Pour ceux qui ne sont pas familiers avec le terme, le fingerprinting digital est un processus de collecte de données qui analyse tous vos signaux en ligne (de votre adresse IP à des informations complexes sur votre navigateur) afin d’identifier des utilisateurs ou des appareils uniques.
Le Bureau du commissaire à l’information du Royaume-Uni a qualifié la décision de Google “d’irresponsable” et a déclaré que ce changement réduira les choix et le contrôle des utilisateurs sur la façon dont leurs informations sont collectées. Cette évolution de la politique de Google signifie que le fingerprinting pourrait remplacer les fonctions des cookies tiers.
C’est une démarche surprenante, sachant que Google avait précédemment affirmé que le fingerprinting ne répondait pas aux attentes des utilisateurs en matière de confidentialité, car ces derniers ne peuvent pas accepter aussi facilement cette pratique que les cookies. Par conséquent, ils ne peuvent pas contrôler la manière dont leurs données sont récoltées. En 2019, Google a déclaré : “Nous pensons que cela porte atteinte au choix des utilisateurs et est incorrect.”
Le ICO a précisé qu’une fois la nouvelle politique mise en œuvre, le 16 février 2025, les organisations utilisant la technologie publicitaire de Google pourront recourir au fingerprinting sans enfreindre les propres règles de Google.
Cette modification est assez radicale. Là où des restrictions claires existaient auparavant, la nouvelle politique supprime cette prohibition (permettant ainsi ces pratiques) et nécessite désormais seulement une divulgation.

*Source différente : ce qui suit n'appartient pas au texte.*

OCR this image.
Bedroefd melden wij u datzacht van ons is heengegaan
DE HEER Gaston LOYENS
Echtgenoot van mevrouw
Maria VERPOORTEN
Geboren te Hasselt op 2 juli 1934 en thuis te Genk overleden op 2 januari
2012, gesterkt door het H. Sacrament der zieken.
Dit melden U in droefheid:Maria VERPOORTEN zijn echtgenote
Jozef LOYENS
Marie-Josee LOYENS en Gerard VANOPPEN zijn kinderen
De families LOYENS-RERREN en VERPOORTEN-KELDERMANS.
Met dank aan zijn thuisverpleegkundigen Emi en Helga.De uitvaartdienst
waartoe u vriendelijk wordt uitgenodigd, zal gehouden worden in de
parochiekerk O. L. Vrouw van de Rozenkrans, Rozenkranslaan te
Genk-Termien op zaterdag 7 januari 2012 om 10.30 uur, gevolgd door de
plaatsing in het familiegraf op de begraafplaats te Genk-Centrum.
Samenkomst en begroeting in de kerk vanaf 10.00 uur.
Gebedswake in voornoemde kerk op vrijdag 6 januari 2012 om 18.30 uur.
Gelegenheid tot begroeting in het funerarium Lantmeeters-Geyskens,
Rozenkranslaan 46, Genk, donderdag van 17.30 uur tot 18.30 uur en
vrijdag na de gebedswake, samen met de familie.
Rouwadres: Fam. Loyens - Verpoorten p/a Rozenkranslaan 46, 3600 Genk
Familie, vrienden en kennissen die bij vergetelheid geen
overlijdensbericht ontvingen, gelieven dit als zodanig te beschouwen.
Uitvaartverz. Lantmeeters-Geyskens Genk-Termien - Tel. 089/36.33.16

Le message se termine par un avertissement : ceux qui espèrent utiliser le fingerprinting à des fins publicitaires “devront démontrer comment ils se conforment aux exigences de la législation sur la protection des données, y compris en fournissant aux utilisateurs de la transparence, en garantissant un consentement librement donné, en assurant un traitement équitable et en respectant des droits tels que le droit à l’effacement.”
Le chercheur en sécurité et en vie privée, Lukasz Olejnik, s’interroge sur le fait que cette décision de Google pourrait constituer la plus grande érosion de la vie privée depuis dix ans.
Selon lui, cela marque la fin d’une décennie de progrès en matière de confidentialité sur Internet et le web.
Certaines analyses laissent penser que cette approche de la vie privée en ligne pourrait annoncer des attitudes similaires vis-à-vis d’autres produits futurs de Google, notamment dans le domaine de l’intelligence artificielle.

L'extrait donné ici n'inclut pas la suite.